Jetting is when a particularly pressurized stream of mud is shot out in the direction the bit should go, essentially eroding the rock in the needed direction. However, this only works in soft formations. The whipstock is tool which is attached to the end of the drillstring and fed into the wellbore head of the drill bit. Its wide, flat edge prevents the bit from following the path it normally would have taken and instead forces the bit to deviate to the side.
Another essential part of equipment for the drilling process is the blow out preventer, which monitors the downhole pressures and uses a system of valves to close access to the hole incase a pocket of natural gas or highly pressurized fluid is hit. It is important to pick a blow out preventer which will be able to handle the pressures which may be encountered along the drilling path.
Once the hole has been drilled, perhaps with several deviated wells traveling horizontally through reservoirs, it becomes necessary to complete the well. First, tubing is run down the well so that the hydrocarbons are not flowing directly up the casing. We will used coiled tubing in the well completion, and we are looking into using it more instrumentally in drilling as well. Coiled tubing is faster and less expensive because unlike regular tubing, it can be fed into the hole faster and does not need to be connected through joints, which takes time to complete. Once each ending of the wellbore is left open or blocked off with cement. When it is left open, it is called and open-ended perforation and the pressure in the formation must be such that the oil will rise in the hole and not sink into the formation below it. Sometimes the pressure is not enough and in order to prevent the loss of hydrocarbons, the finished well will be sealed with cement. When the company is ready to start producing, it will send a few charges down the well, and detonate them, perforating the tubing and allowing the hydrocarbons to flow into the tube.
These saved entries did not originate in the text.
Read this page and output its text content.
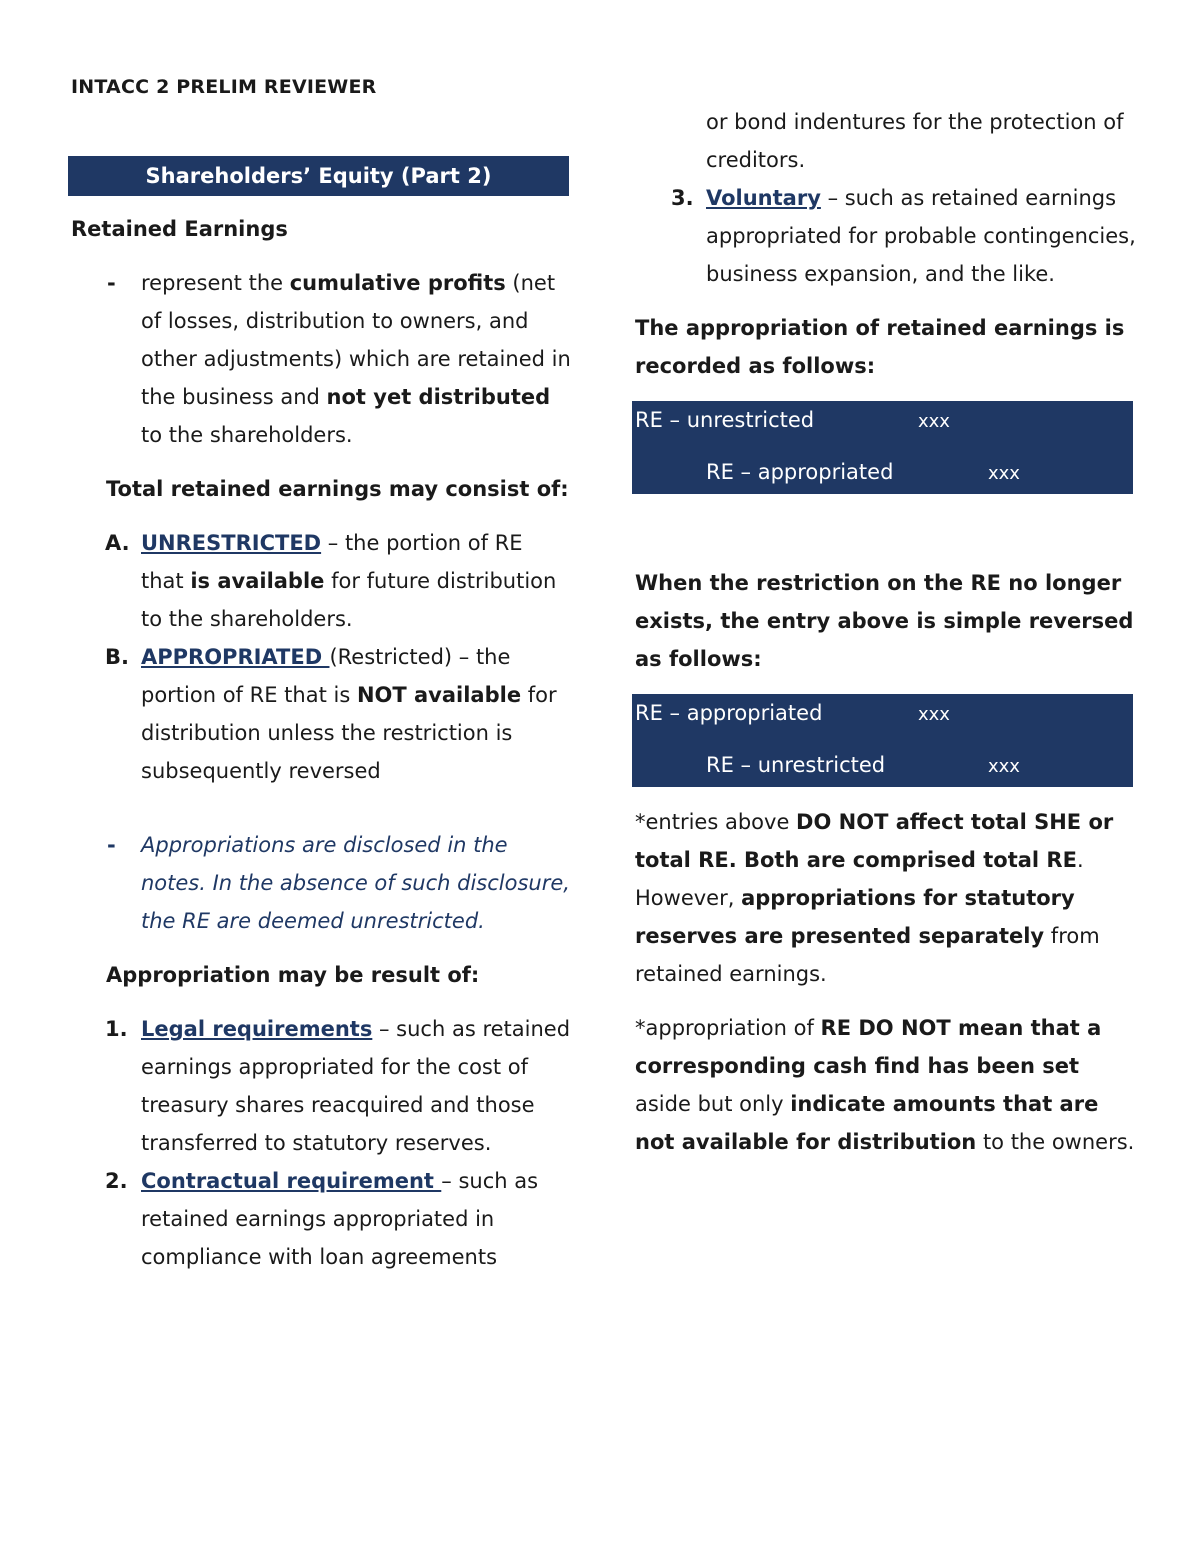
INTACC 2 PRELIM REVIEWER
Shareholders’ Equity (Part 2)

Retained Earnings

- represent the cumulative profits (net of losses, distribution to owners, and other adjustments) which are retained in the business and not yet distributed to the shareholders.

Total retained earnings may consist of:

A. UNRESTRICTED – the portion of RE that is available for future distribution to the shareholders.
B. APPROPRIATED (Restricted) – the portion of RE that is NOT available for distribution unless the restriction is subsequently reversed
- Appropriations are disclosed in the notes. In the absence of such disclosure, the RE are deemed unrestricted.

Appropriation may be result of:

1. Legal requirements – such as retained earnings appropriated for the cost of treasury shares reacquired and those transferred to statutory reserves.
2. Contractual requirement – such as retained earnings appropriated in compliance with loan agreements
or bond indentures for the protection of creditors.
3. Voluntary – such as retained earnings appropriated for probable contingencies, business expansion, and the like.

The appropriation of retained earnings is recorded as follows:

RE – unrestricted	xxx
RE – appropriated	xxx

When the restriction on the RE no longer exists, the entry above is simple reversed as follows:

RE – appropriated	xxx
RE – unrestricted	xxx

*entries above DO NOT affect total SHE or total RE. Both are comprised total RE. However, appropriations for statutory reserves are presented separately from retained earnings.

*appropriation of RE DO NOT mean that a corresponding cash find has been set aside but only indicate amounts that are not available for distribution to the owners.
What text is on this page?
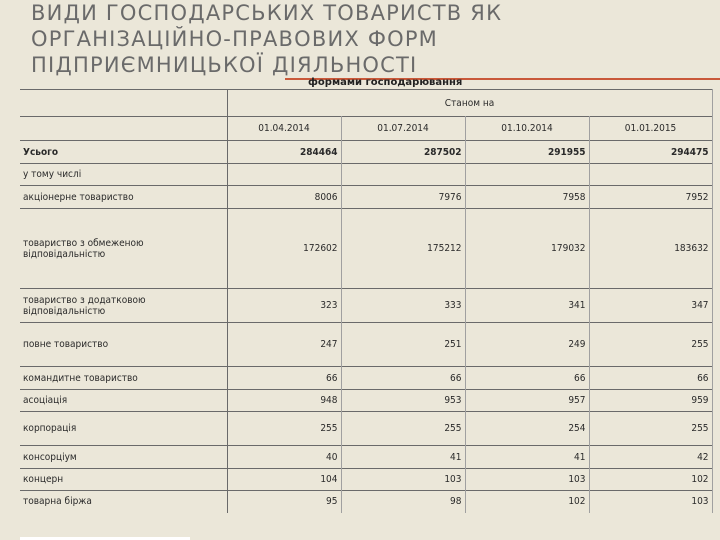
ВИДИ ГОСПОДАРСЬКИХ ТОВАРИСТВ ЯК
ОРГАНІЗАЦІЙНО-ПРАВОВИХ ФОРМ
ПІДПРИЄМНИЦЬКОЇ ДІЯЛЬНОСТІ
формами господарювання
	Станом на			
	01.04.2014	01.07.2014	01.10.2014	01.01.2015
Усього	284464	287502	291955	294475
у тому числі				
акціонерне товариство	8006	7976	7958	7952
товариство з обмеженою відповідальністю	172602	175212	179032	183632
товариство з додатковою відповідальністю	323	333	341	347
повне товариство	247	251	249	255
командитне товариство	66	66	66	66
асоціація	948	953	957	959
корпорація	255	255	254	255
консорціум	40	41	41	42
концерн	104	103	103	102
товарна біржа	95	98	102	103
Once the drill has been perforated and starts producing, a Christmas tree is installed on top. This device allows the operator to control the amount of production or shut down the well entirely if needful, or to direct the flow of the oil once it reaches the surface. Usually, once the Christmas tree is installed the well is complete.

Enhanced Recovery
The initial drilling process will only allow as much oil out of the well as the pressure forces out. The easiest way to stimulate a flagging pressure is by means of pumps to keep the tubing pressure less than the formation pressure. However, soon this no longer becomes feasible and at this point only 5-10% of the oil may have been recovered. Therefore secondary methods have been developed to increase the oil production from reservoirs; these usually involve flooding the reservoir with water and using the water to create pressure, driving the oil before it and up the pipe. This water flooding method may increase oil production by approximately 45% of the original oil concentration. In order to make the well extract the greatest amount of oil, tertiary (enhanced recovery methods) may be used. If the viscosity of the crude oil could be reduced, it would not need high pressures to push it up the drill pipe; therefore by adding solvents or by forcing steam into the well, the now “thinned” oil will flow up the pipe. This method may remove approximately 60% of the reservoir’s initial concentration. Technology is being developed which would utilize microbial recovery systems, limiting the amount of chemicals used.